Cost comparison between a duplex and a single-family house realistic?

  • Erstellt am 2017-05-24 12:39:24

Sony70

2017-05-24 15:41:07
  • #1
Nope, by the way our offers are completely identical, but I specifically created a table yesterday with the items that are already included for the Müller family and what would be added on top with us, there is still a huge GAP.



As I said, all other items are the same, and if you also consider the comparison with 23,000 for one house wall, that’s already massive. As mentioned, we have a smaller house without an additional attic, and most of what we still need is already included in their base price.

Best regards Sony 1970
 

Lumpi_LE

2017-05-24 15:42:59
  • #2
But somehow it remains unclear what the question actually is?
 

Sony70

2017-05-24 15:52:42
  • #3
Originally, the question was only whether the listed additional costs from single-family house to semi-detached house for one house wall are realistic or completely exaggerated. The table resulted after discussion but reinforces the position that we have completely unequal and, as I find, unfair offers here, and that really bothers me.
 

Lumpi_LE

2017-05-24 15:57:43
  • #4
Fairness is rare in the industry, but you can't do anything about that. The BU surely won't change its prices just because you find them unfair. Maybe it also realized that not much was left at the semi-detached house of [Fam. Müller] and adjusted its prices. There can be many reasons for that.
 

Caspar2020

2017-05-24 16:04:06
  • #5
I think you are confusing something. The additional costs are not 1:1 material costs or wage cost benefits.

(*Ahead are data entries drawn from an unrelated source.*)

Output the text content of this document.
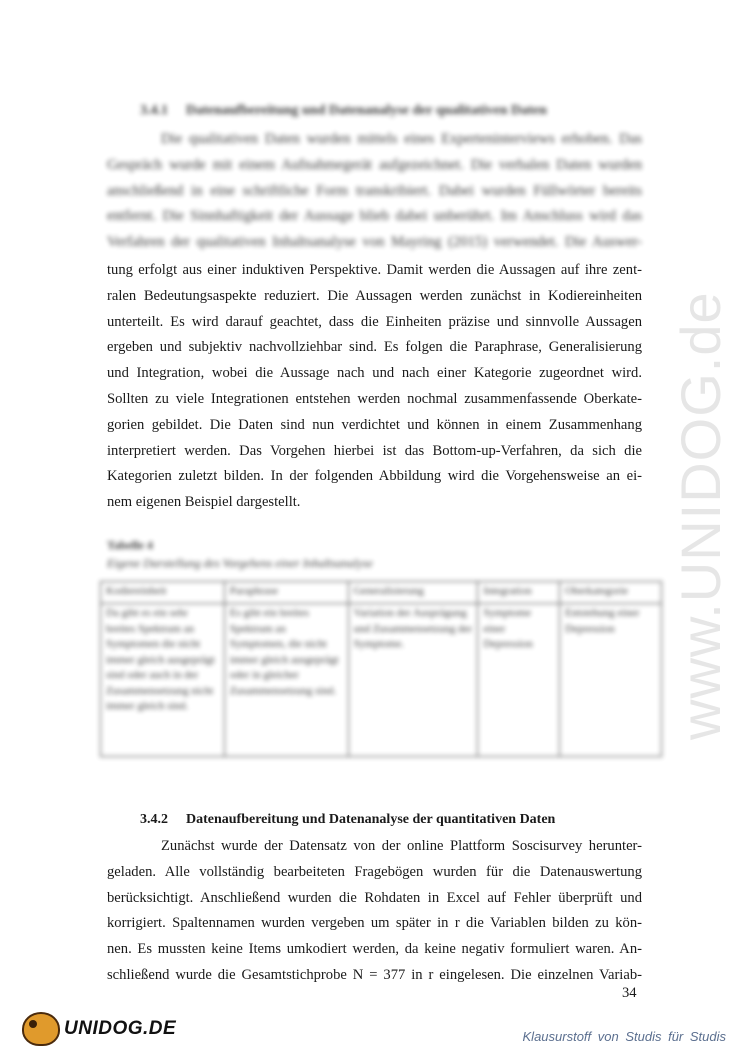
www.UNIDOG.de
3.4.1 Datenaufbereitung und Datenanalyse der qualitativen Daten
Die qualitativen Daten wurden mittels eines Experteninterviews erhoben. Das
Gespräch wurde mit einem Aufnahmegerät aufgezeichnet. Die verbalen Daten wurden
anschließend in eine schriftliche Form transkribiert. Dabei wurden Füllwörter bereits
entfernt. Die Sinnhaftigkeit der Aussage blieb dabei unberührt. Im Anschluss wird das
Verfahren der qualitativen Inhaltsanalyse von Mayring (2015) verwendet. Die Auswer-
tung erfolgt aus einer induktiven Perspektive. Damit werden die Aussagen auf ihre zent-
ralen Bedeutungsaspekte reduziert. Die Aussagen werden zunächst in Kodiereinheiten
unterteilt. Es wird darauf geachtet, dass die Einheiten präzise und sinnvolle Aussagen
ergeben und subjektiv nachvollziehbar sind. Es folgen die Paraphrase, Generalisierung
und Integration, wobei die Aussage nach und nach einer Kategorie zugeordnet wird.
Sollten zu viele Integrationen entstehen werden nochmal zusammenfassende Oberkate-
gorien gebildet. Die Daten sind nun verdichtet und können in einem Zusammenhang
interpretiert werden. Das Vorgehen hierbei ist das Bottom-up-Verfahren, da sich die
Kategorien zuletzt bilden. In der folgenden Abbildung wird die Vorgehensweise an ei-
nem eigenen Beispiel dargestellt.
Tabelle 4
Eigene Darstellung des Vorgehens einer Inhaltsanalyse
Kodiereinheit	Paraphrase	Generalisierung	Integration	Oberkategorie
Da gibt es ein sehr breites Spektrum an Symptomen die nicht immer gleich ausgeprägt sind oder auch in der Zusammensetzung nicht immer gleich sind.	Es gibt ein breites Spektrum an Symptomen, die nicht immer gleich ausgeprägt oder in gleicher Zusammensetzung sind.	Variation der Ausprägung und Zusammensetzung der Symptome.	Symptome einer Depression	Entstehung einer Depression
3.4.2 Datenaufbereitung und Datenanalyse der quantitativen Daten
Zunächst wurde der Datensatz von der online Plattform Soscisurvey herunter-
geladen. Alle vollständig bearbeiteten Fragebögen wurden für die Datenauswertung
berücksichtigt. Anschließend wurden die Rohdaten in Excel auf Fehler überprüft und
korrigiert. Spaltennamen wurden vergeben um später in r die Variablen bilden zu kön-
nen. Es mussten keine Items umkodiert werden, da keine negativ formuliert waren. An-
schließend wurde die Gesamtstichprobe N = 377 in r eingelesen. Die einzelnen Variab-
34
UNIDOG.DE	Klausurstoff von Studis für Studis
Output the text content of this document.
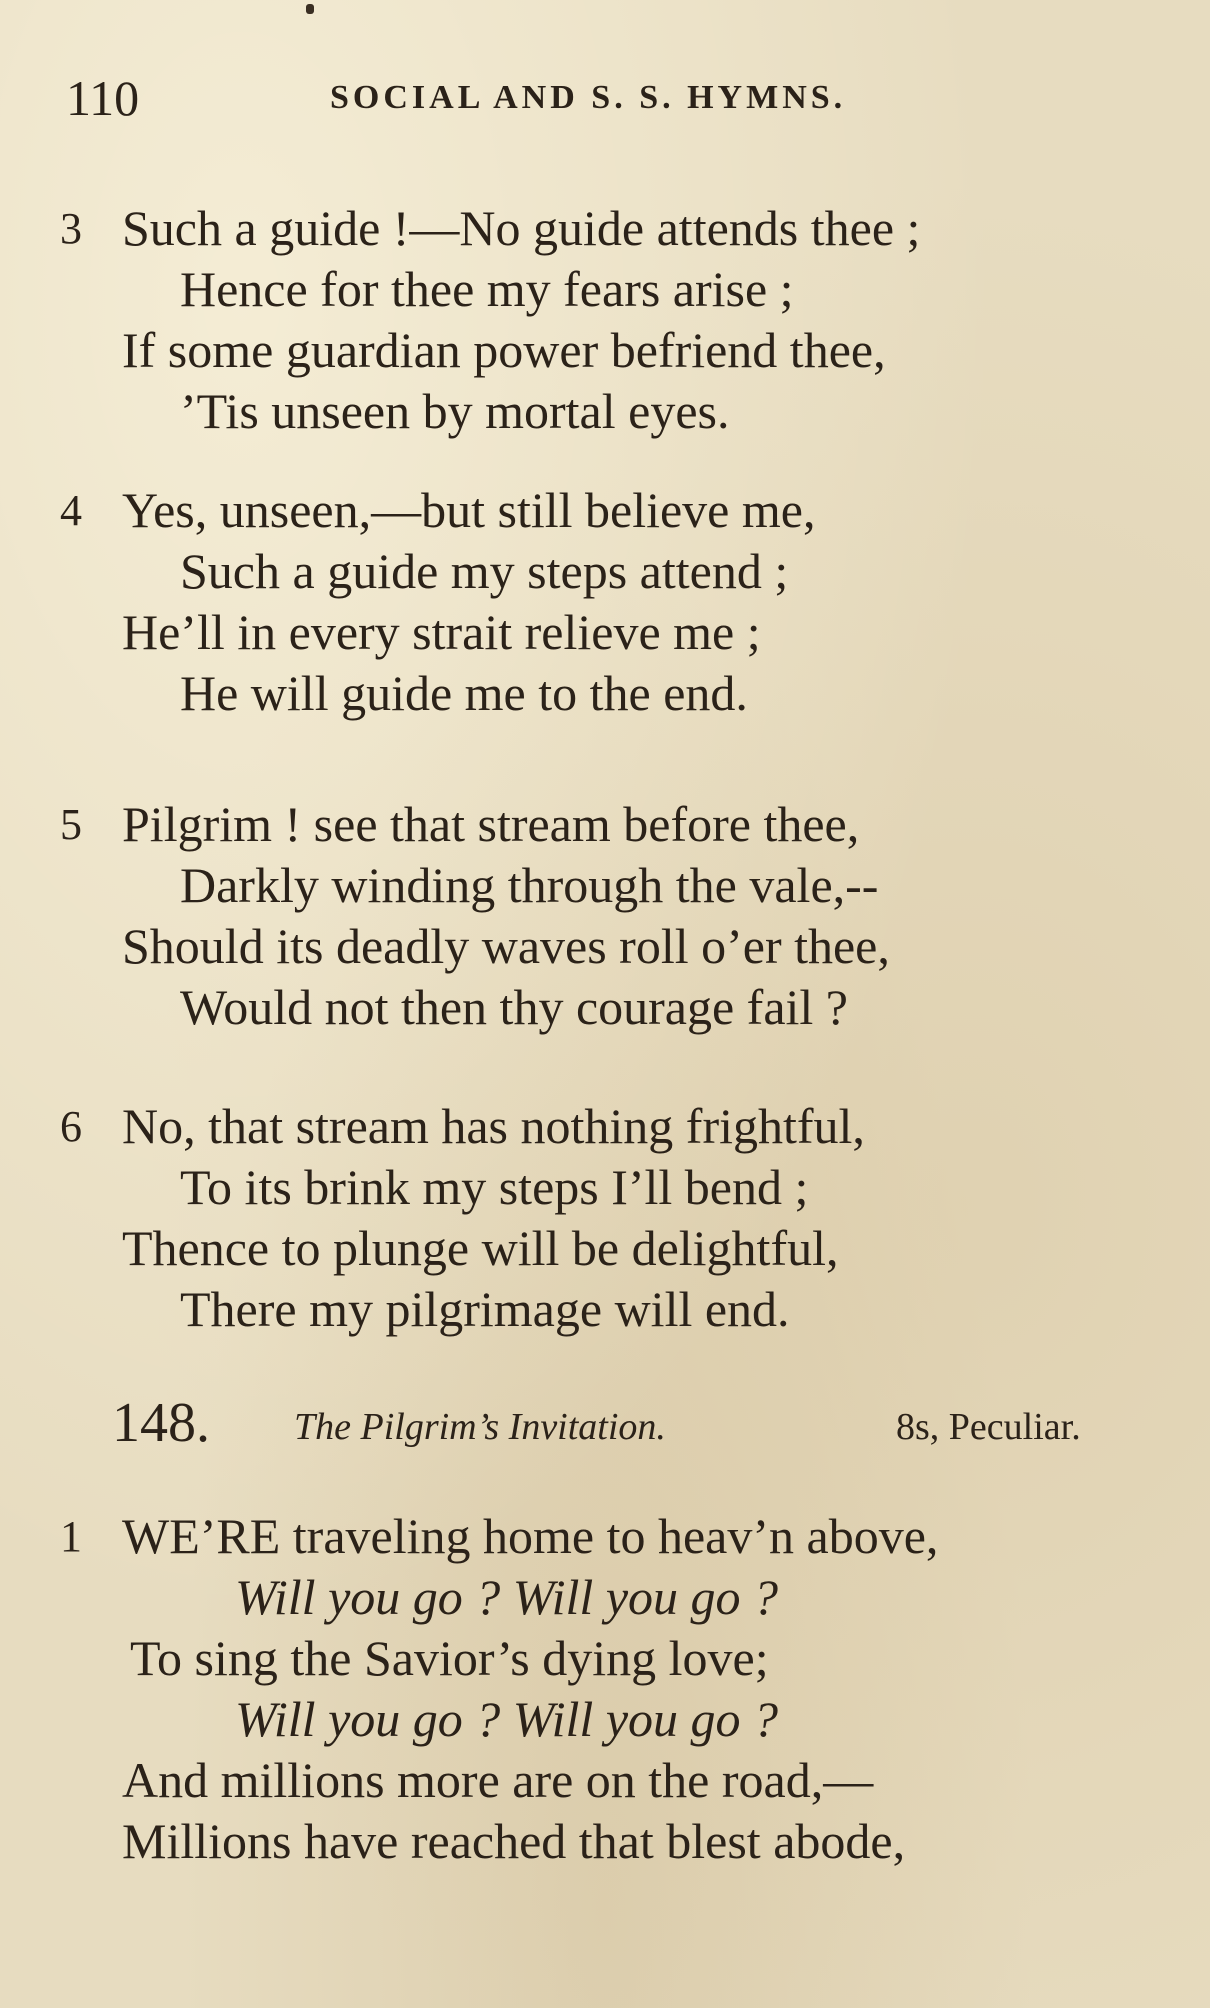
110	SOCIAL AND S. S. HYMNS.
3 Such a guide !—No guide attends thee ;
Hence for thee my fears arise ;
If some guardian power befriend thee,
’Tis unseen by mortal eyes.
4 Yes, unseen,—but still believe me,
Such a guide my steps attend ;
He’ll in every strait relieve me ;
He will guide me to the end.
5 Pilgrim ! see that stream before thee,
Darkly winding through the vale,--
Should its deadly waves roll o’er thee,
Would not then thy courage fail ?
6 No, that stream has nothing frightful,
To its brink my steps I’ll bend ;
Thence to plunge will be delightful,
There my pilgrimage will end.
148. The Pilgrim’s Invitation.	8s, Peculiar.
1 WE’RE traveling home to heav’n above,
Will you go ? Will you go ?
To sing the Savior’s dying love;
Will you go ? Will you go ?
And millions more are on the road,—
Millions have reached that blest abode,
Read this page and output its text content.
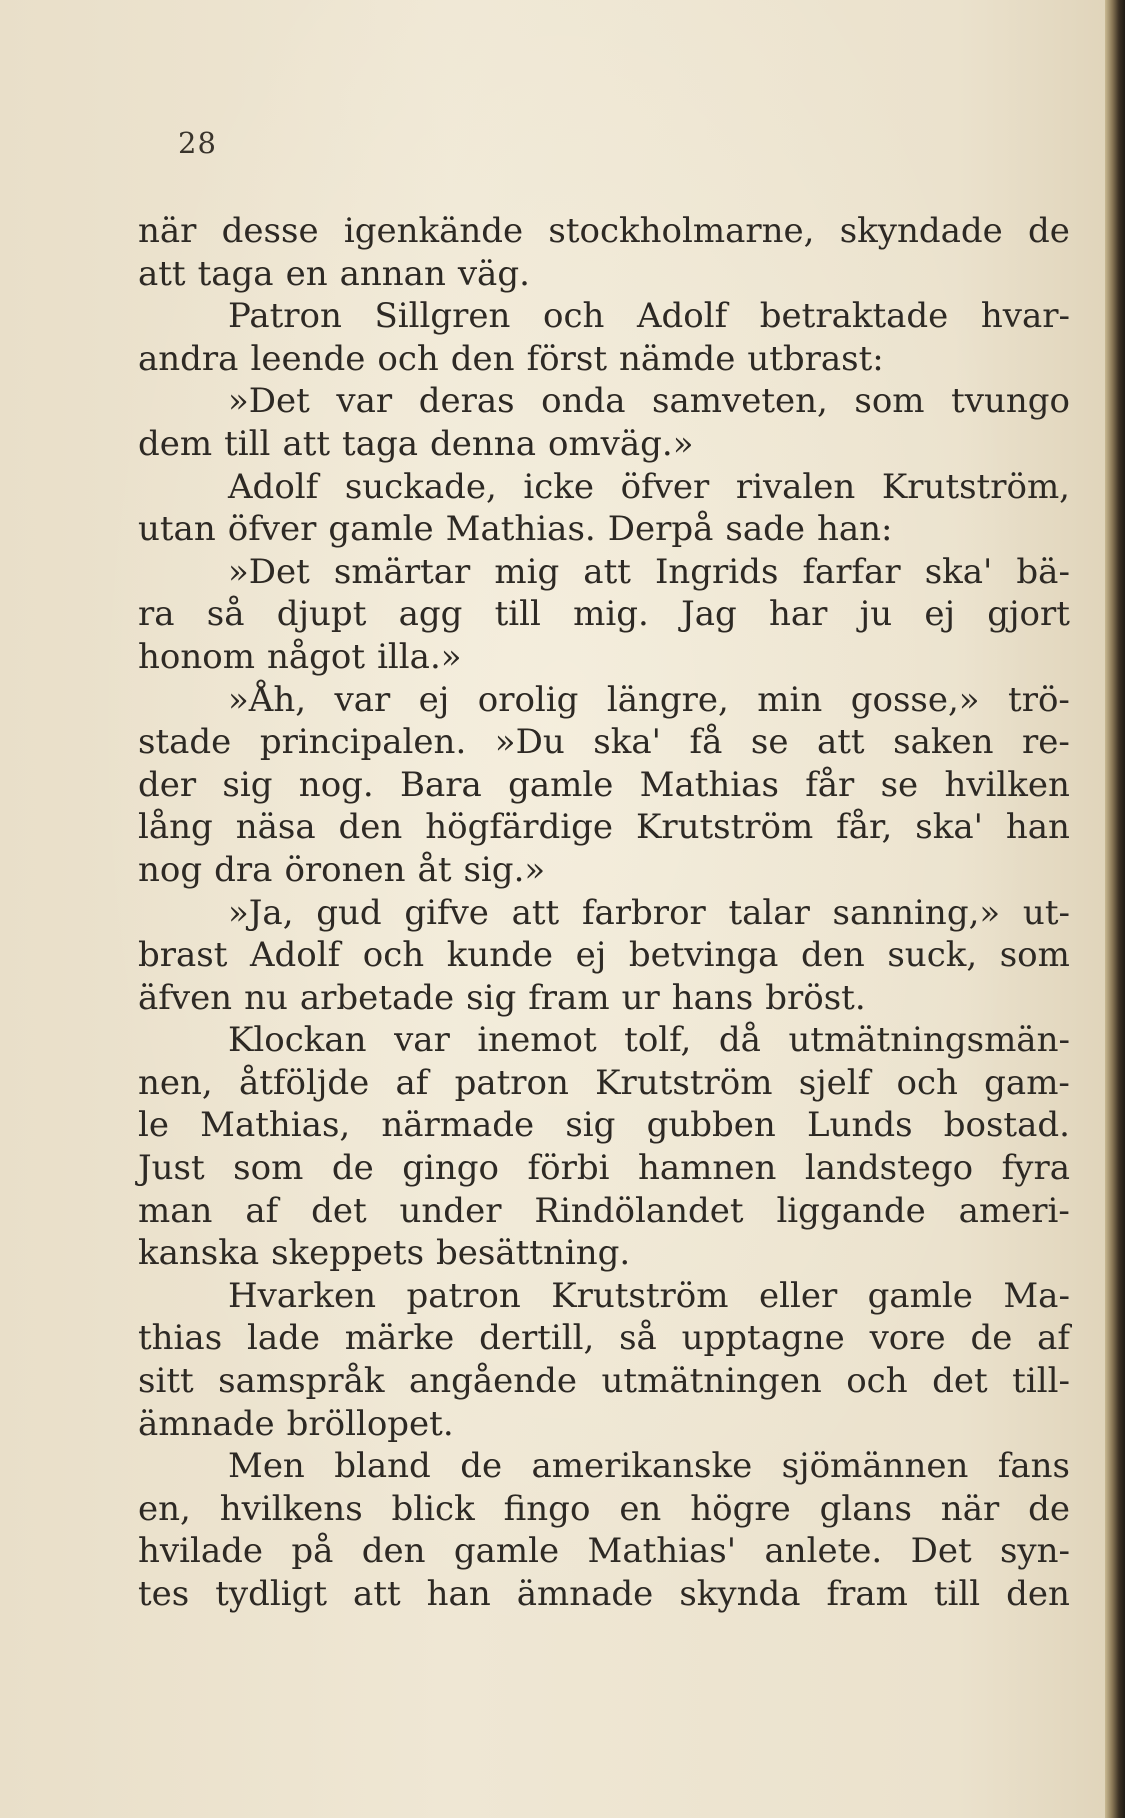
28
när desse igenkände stockholmarne, skyndade de
att taga en annan väg.
Patron Sillgren och Adolf betraktade hvar-
andra leende och den först nämde utbrast:
»Det var deras onda samveten, som tvungo
dem till att taga denna omväg.»
Adolf suckade, icke öfver rivalen Krutström,
utan öfver gamle Mathias. Derpå sade han:
»Det smärtar mig att Ingrids farfar ska' bä-
ra så djupt agg till mig. Jag har ju ej gjort
honom något illa.»
»Åh, var ej orolig längre, min gosse,» trö-
stade principalen. »Du ska' få se att saken re-
der sig nog. Bara gamle Mathias får se hvilken
lång näsa den högfärdige Krutström får, ska' han
nog dra öronen åt sig.»
»Ja, gud gifve att farbror talar sanning,» ut-
brast Adolf och kunde ej betvinga den suck, som
äfven nu arbetade sig fram ur hans bröst.
Klockan var inemot tolf, då utmätningsmän-
nen, åtföljde af patron Krutström sjelf och gam-
le Mathias, närmade sig gubben Lunds bostad.
Just som de gingo förbi hamnen landstego fyra
man af det under Rindölandet liggande ameri-
kanska skeppets besättning.
Hvarken patron Krutström eller gamle Ma-
thias lade märke dertill, så upptagne vore de af
sitt samspråk angående utmätningen och det till-
ämnade bröllopet.
Men bland de amerikanske sjömännen fans
en, hvilkens blick fingo en högre glans när de
hvilade på den gamle Mathias' anlete. Det syn-
tes tydligt att han ämnade skynda fram till den
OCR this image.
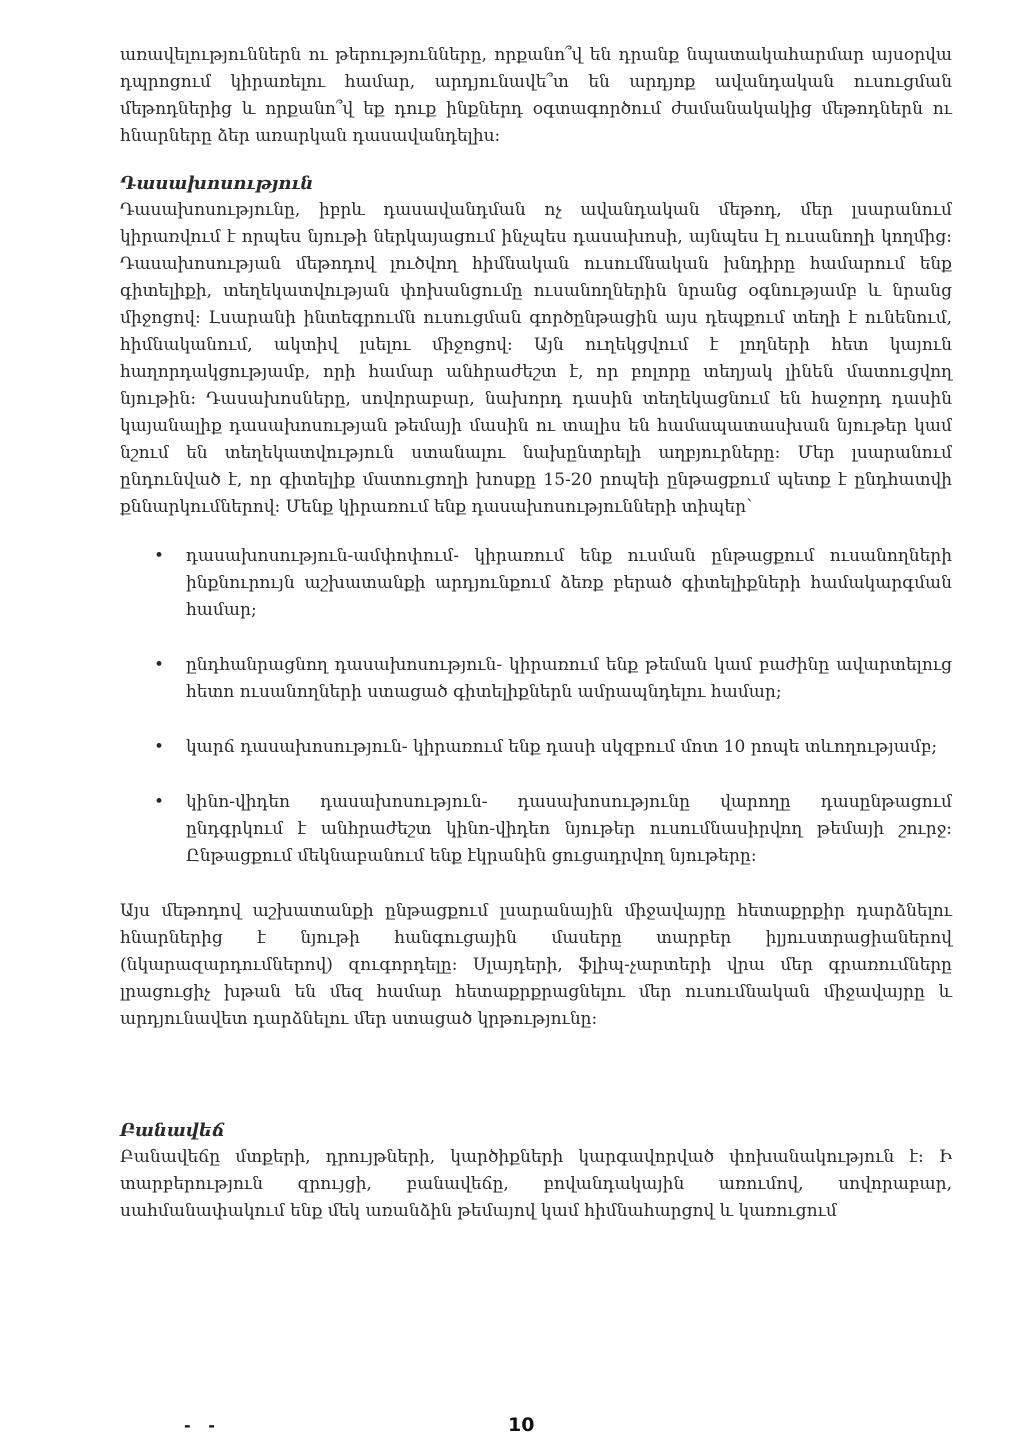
առավելություններն ու թերությունները, որքանո՞վ են դրանք նպատակահարմար այսօրվա դպրոցում կիրառելու համար, արդյունավե՞տ են արդյոք ավանդական ուսուցման մեթոդներից և որքանո՞վ եք դուք ինքներդ օգտագործում ժամանակակից մեթոդներն ու հնարները ձեր առարկան դասավանդելիս:

Դասախոսություն

Դասախոսությունը, իբրև դասավանդման ոչ ավանդական մեթոդ, մեր լսարանում կիրառվում է որպես նյութի ներկայացում ինչպես դասախոսի, այնպես էլ ուսանողի կողմից: Դասախոսության մեթոդով լուծվող հիմնական ուսումնական խնդիրը համարում ենք գիտելիքի, տեղեկատվության փոխանցումը ուսանողներին նրանց օգնությամբ և նրանց միջոցով: Լսարանի ինտեգրումն ուսուցման գործընթացին այս դեպքում տեղի է ունենում, հիմնականում, ակտիվ լսելու միջոցով: Այն ուղեկցվում է լողների հետ կայուն հաղորդակցությամբ, որի համար անհրաժեշտ է, որ բոլորը տեղյակ լինեն մատուցվող նյութին: Դասախոսները, սովորաբար, նախորդ դասին տեղեկացնում են հաջորդ դասին կայանալիք դասախոսության թեմայի մասին ու տալիս են համապատասխան նյութեր կամ նշում են տեղեկատվություն ստանալու նախընտրելի աղբյուրները: Մեր լսարանում ընդունված է, որ գիտելիք մատուցողի խոսքը 15-20 րոպեի ընթացքում պետք է ընդհատվի քննարկումներով: Մենք կիրառում ենք դասախոսությունների տիպեր՝

• դասախոսություն-ամփոփում- կիրառում ենք ուսման ընթացքում ուսանողների ինքնուրույն աշխատանքի արդյունքում ձեռք բերած գիտելիքների համակարգման համար;

• ընդհանրացնող դասախոսություն- կիրառում ենք թեման կամ բաժինը ավարտելուց հետո ուսանողների ստացած գիտելիքներն ամրապնդելու համար;

• կարճ դասախոսություն- կիրառում ենք դասի սկզբում մոտ 10 րոպե տևողությամբ;

• կինո-վիդեո դասախոսություն- դասախոսությունը վարողը դասընթացում ընդգրկում է անհրաժեշտ կինո-վիդեո նյութեր ուսումնասիրվող թեմայի շուրջ: Ընթացքում մեկնաբանում ենք էկրանին ցուցադրվող նյութերը:

Այս մեթոդով աշխատանքի ընթացքում լսարանային միջավայրը հետաքրքիր դարձնելու հնարներից է նյութի հանգուցային մասերը տարբեր իլյուստրացիաներով (նկարազարդումներով) զուգորդելը: Սլայդերի, ֆլիպ-չարտերի վրա մեր գրառումները լրացուցիչ խթան են մեզ համար հետաքրքրացնելու մեր ուսումնական միջավայրը և արդյունավետ դարձնելու մեր ստացած կրթությունը:

Բանավեճ

Բանավեճը մտքերի, դրույթների, կարծիքների կարգավորված փոխանակություն է: Ի տարբերություն զրույցի, բանավեճը, բովանդակային առումով, սովորաբար, սահմանափակում ենք մեկ առանձին թեմայով կամ հիմնահարցով և կառուցում

- -	10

The general contractor also has to make a profit. For that, he defines a profit margin for himself.

It is up to each entrepreneur how high this is; or sometimes he deviates significantly downwards from it to do the business. Also, as says; maybe he has paid his dues on other projects.

The other phenomenon emerging right now is that the order situation is simply so good at the moment that you can afford to sometimes charge more than usual without being at risk of standing around idle at the station soon; and if it works out, it means *cheers*
 

derSteph

2017-05-24 21:17:36
  • #6

As bitter as it may sound: the industry is perversely messed up and currently everywhere refers to a simple legal principle: that of freedom of contract. "You are free to sign elsewhere."

It hurts, but that's how it is at the moment.

Our general contractor backed out when we started to work through the deliberately left open uncertainties of the contract for work and services. Quote: "I expect too much work from you!"